En début de saison, des protestations ont volé parmi les supporters pour un détail que (quasiment) seul un fan cagliaritain aurait pu noter : la couleur des manches n’était plus inversée avec celle du torse. De quoi hérisser les poils aux gardiens du temple et autres collectionneurs. « Déjà il y a quelques années des critiques avaient surgi quand les manches n’étaient plus taillées par quart mais unies. Tout en restant toujours inversées. Cette année, ils ont voulu aller à contre-courant et pas tout le monde a apprécié. Désormais, le marketing bouleverse tout, jusqu’à la tradition des maillots » conçoit l’auteur.

Ces élans d’humeur sont le signe que le sentiment d’appartenance est encore présent, à Cagliari comme ailleurs. Y compris à l’heure où chaque club présente 3 versions de maillots par saison (domicile, extérieur, third) afin d’élargir l’éventail de la gamme de produits mis en vente au public; le merchandising étant une source de revenu majeure pour les clubs. Malgré tout, « les tifosi tiennent beaucoup aux couleurs et l’attachement au maillot » défend Mario Fadda. « Cagliari est un club qui peut s’enorgueillir d’être 9e au classement des supporters en Italie.
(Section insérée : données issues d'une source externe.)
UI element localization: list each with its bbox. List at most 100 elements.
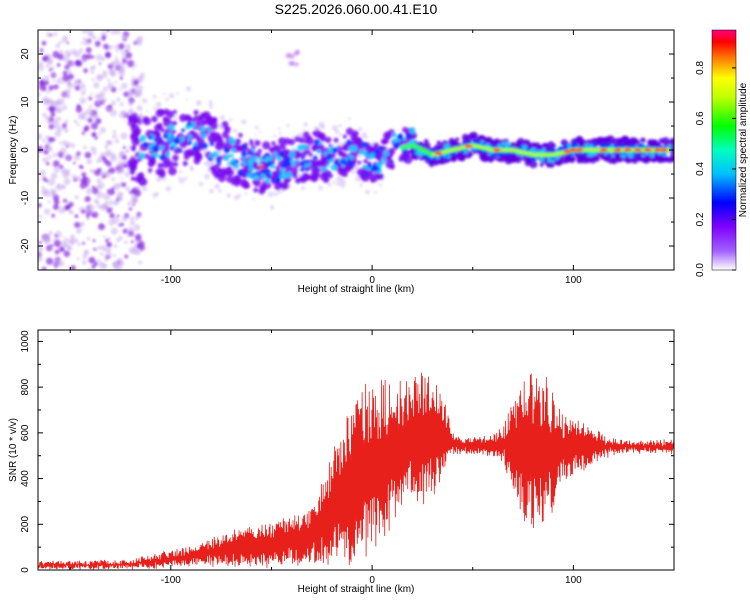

Le supporter cagliaritain est très fier de ses couleurs sociales et, de plus, beaucoup de supporters du club sarde sont éparpillés dans beaucoup de régions d’Italie et d’Europe et trouvent en leur équipe une manière de se sentir plus liés à leur terre d’origine ». Le rossoblù a donc encore de beaux jours devant lui. Aux joueurs qui l’endossent de savoir être à la hauteur de ce qu’il représente.